Minęło już 10 lat, odkąd mój mąż i ja, wraz z dwójką naszych dzieci, mieszkamy w mieście. Jego rodzice bardzo nam pomagają, dali nam nawet mieszkanie z trzema sypialniami w dobrej dzielnicy. Są bardzo zamożnymi ludźmi, ale dobrze wiem, że osiągnęli to dzięki ciężkiej pracy i próbom.
Jeśli chodzi o moich rodziców, to urodzili się i przez całe życie mieszkali na wsi. Żyli dość skromnie.

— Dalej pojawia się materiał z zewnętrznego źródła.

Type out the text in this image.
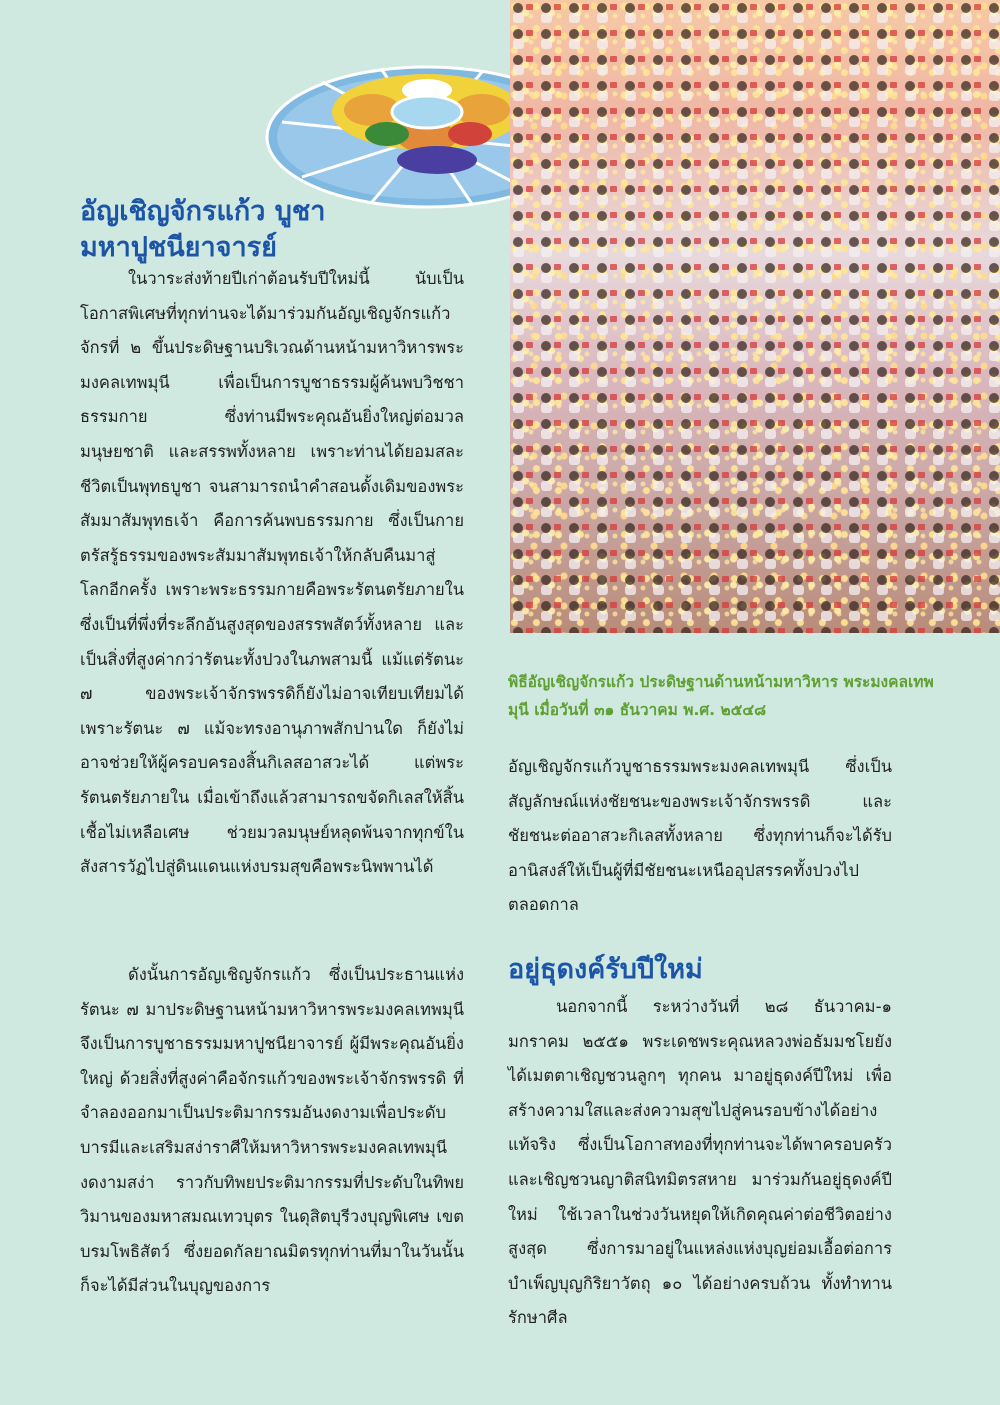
พิธีอัญเชิญจักรแก้ว ประดิษฐานด้านหน้ามหาวิหาร พระมงคลเทพมุนี เมื่อวันที่ ๓๑ ธันวาคม พ.ศ. ๒๕๔๘

อัญเชิญจักรแก้ว บูชามหาปูชนียาจารย์

ในวาระส่งท้ายปีเก่าต้อนรับปีใหม่นี้ นับเป็นโอกาสพิเศษที่ทุกท่านจะได้มาร่วมกันอัญเชิญจักรแก้วจักรที่ ๒ ขึ้นประดิษฐานบริเวณด้านหน้ามหาวิหารพระมงคลเทพมุนี เพื่อเป็นการบูชาธรรมผู้ค้นพบวิชชาธรรมกาย ซึ่งท่านมีพระคุณอันยิ่งใหญ่ต่อมวลมนุษยชาติ และสรรพทั้งหลาย เพราะท่านได้ยอมสละชีวิตเป็นพุทธบูชา จนสามารถนำคำสอนดั้งเดิมของพระสัมมาสัมพุทธเจ้า คือการค้นพบธรรมกาย ซึ่งเป็นกายตรัสรู้ธรรมของพระสัมมาสัมพุทธเจ้าให้กลับคืนมาสู่โลกอีกครั้ง เพราะพระธรรมกายคือพระรัตนตรัยภายใน ซึ่งเป็นที่พึ่งที่ระลึกอันสูงสุดของสรรพสัตว์ทั้งหลาย และเป็นสิ่งที่สูงค่ากว่ารัตนะทั้งปวงในภพสามนี้ แม้แต่รัตนะ ๗ ของพระเจ้าจักรพรรดิก็ยังไม่อาจเทียบเทียมได้ เพราะรัตนะ ๗ แม้จะทรงอานุภาพสักปานใด ก็ยังไม่อาจช่วยให้ผู้ครอบครองสิ้นกิเลสอาสวะได้ แต่พระรัตนตรัยภายใน เมื่อเข้าถึงแล้วสามารถขจัดกิเลสให้สิ้นเชื้อไม่เหลือเศษ ช่วยมวลมนุษย์หลุดพ้นจากทุกข์ในสังสารวัฏไปสู่ดินแดนแห่งบรมสุขคือพระนิพพานได้

ดังนั้นการอัญเชิญจักรแก้ว ซึ่งเป็นประธานแห่งรัตนะ ๗ มาประดิษฐานหน้ามหาวิหารพระมงคลเทพมุนี จึงเป็นการบูชาธรรมมหาปูชนียาจารย์ ผู้มีพระคุณอันยิ่งใหญ่ ด้วยสิ่งที่สูงค่าคือจักรแก้วของพระเจ้าจักรพรรดิ ที่จำลองออกมาเป็นประติมากรรมอันงดงามเพื่อประดับบารมีและเสริมสง่าราศีให้มหาวิหารพระมงคลเทพมุนีงดงามสง่า ราวกับทิพยประติมากรรมที่ประดับในทิพยวิมานของมหาสมณเทวบุตร ในดุสิตบุรีวงบุญพิเศษ เขตบรมโพธิสัตว์ ซึ่งยอดกัลยาณมิตรทุกท่านที่มาในวันนั้นก็จะได้มีส่วนในบุญของการ

อัญเชิญจักรแก้วบูชาธรรมพระมงคลเทพมุนี ซึ่งเป็นสัญลักษณ์แห่งชัยชนะของพระเจ้าจักรพรรดิ และชัยชนะต่ออาสวะกิเลสทั้งหลาย ซึ่งทุกท่านก็จะได้รับอานิสงส์ให้เป็นผู้ที่มีชัยชนะเหนืออุปสรรคทั้งปวงไปตลอดกาล

อยู่ธุดงค์รับปีใหม่

นอกจากนี้ ระหว่างวันที่ ๒๘ ธันวาคม-๑ มกราคม ๒๕๕๑ พระเดชพระคุณหลวงพ่อธัมมชโยยังได้เมตตาเชิญชวนลูกๆ ทุกคน มาอยู่ธุดงค์ปีใหม่ เพื่อสร้างความใสและส่งความสุขไปสู่คนรอบข้างได้อย่างแท้จริง ซึ่งเป็นโอกาสทองที่ทุกท่านจะได้พาครอบครัว และเชิญชวนญาติสนิทมิตรสหาย มาร่วมกันอยู่ธุดงค์ปีใหม่ ใช้เวลาในช่วงวันหยุดให้เกิดคุณค่าต่อชีวิตอย่างสูงสุด ซึ่งการมาอยู่ในแหล่งแห่งบุญย่อมเอื้อต่อการบำเพ็ญบุญกิริยาวัตถุ ๑๐ ได้อย่างครบถ้วน ทั้งทำทาน รักษาศีล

Teraz moja matka ma 65 lat, a rok temu zmarł mój ojciec.
Przez cały ten rok moja matka błagała mnie, abym zabrał ją do siebie. Mówi, że na wsi jest bardzo ciężko, jest sama, nie ma z kim porozmawiać, nudzi się cały dzień.
Motywuje mnie, mówiąc, że pomoże mi z dziećmi. Próbowałam wytłumaczyć mamie, że mieszkamy w mieszkaniu teściów, a oni na pewno nie byliby zadowoleni, gdyby dowiedzieli się, że wprowadziłam się do domu, który mi podarowali. Gdyby moja matka była przykuta do łóżka i bezradna, nie byłoby wątpliwości.
Sama bym się do niej wprowadziła.
Ale jest w kwiecie wieku, może zrobić wszystko wokół domu, po prostu się nudzi. Dom moich rodziców jest bardzo mały.
Nawet gdybyśmy go sprzedali, nie byłbym w stanie kupić odpowiedniego mieszkania. W każdym razie moja matka dzwoni do mnie codziennie, żeby sprawdzić, czy zmieniłem zdanie. Za każdym razem jej odmawiam, a ona zawsze się obraża. Dziś wieczorem znów zadzwoni. I nie wiem już, co jej powiedzieć.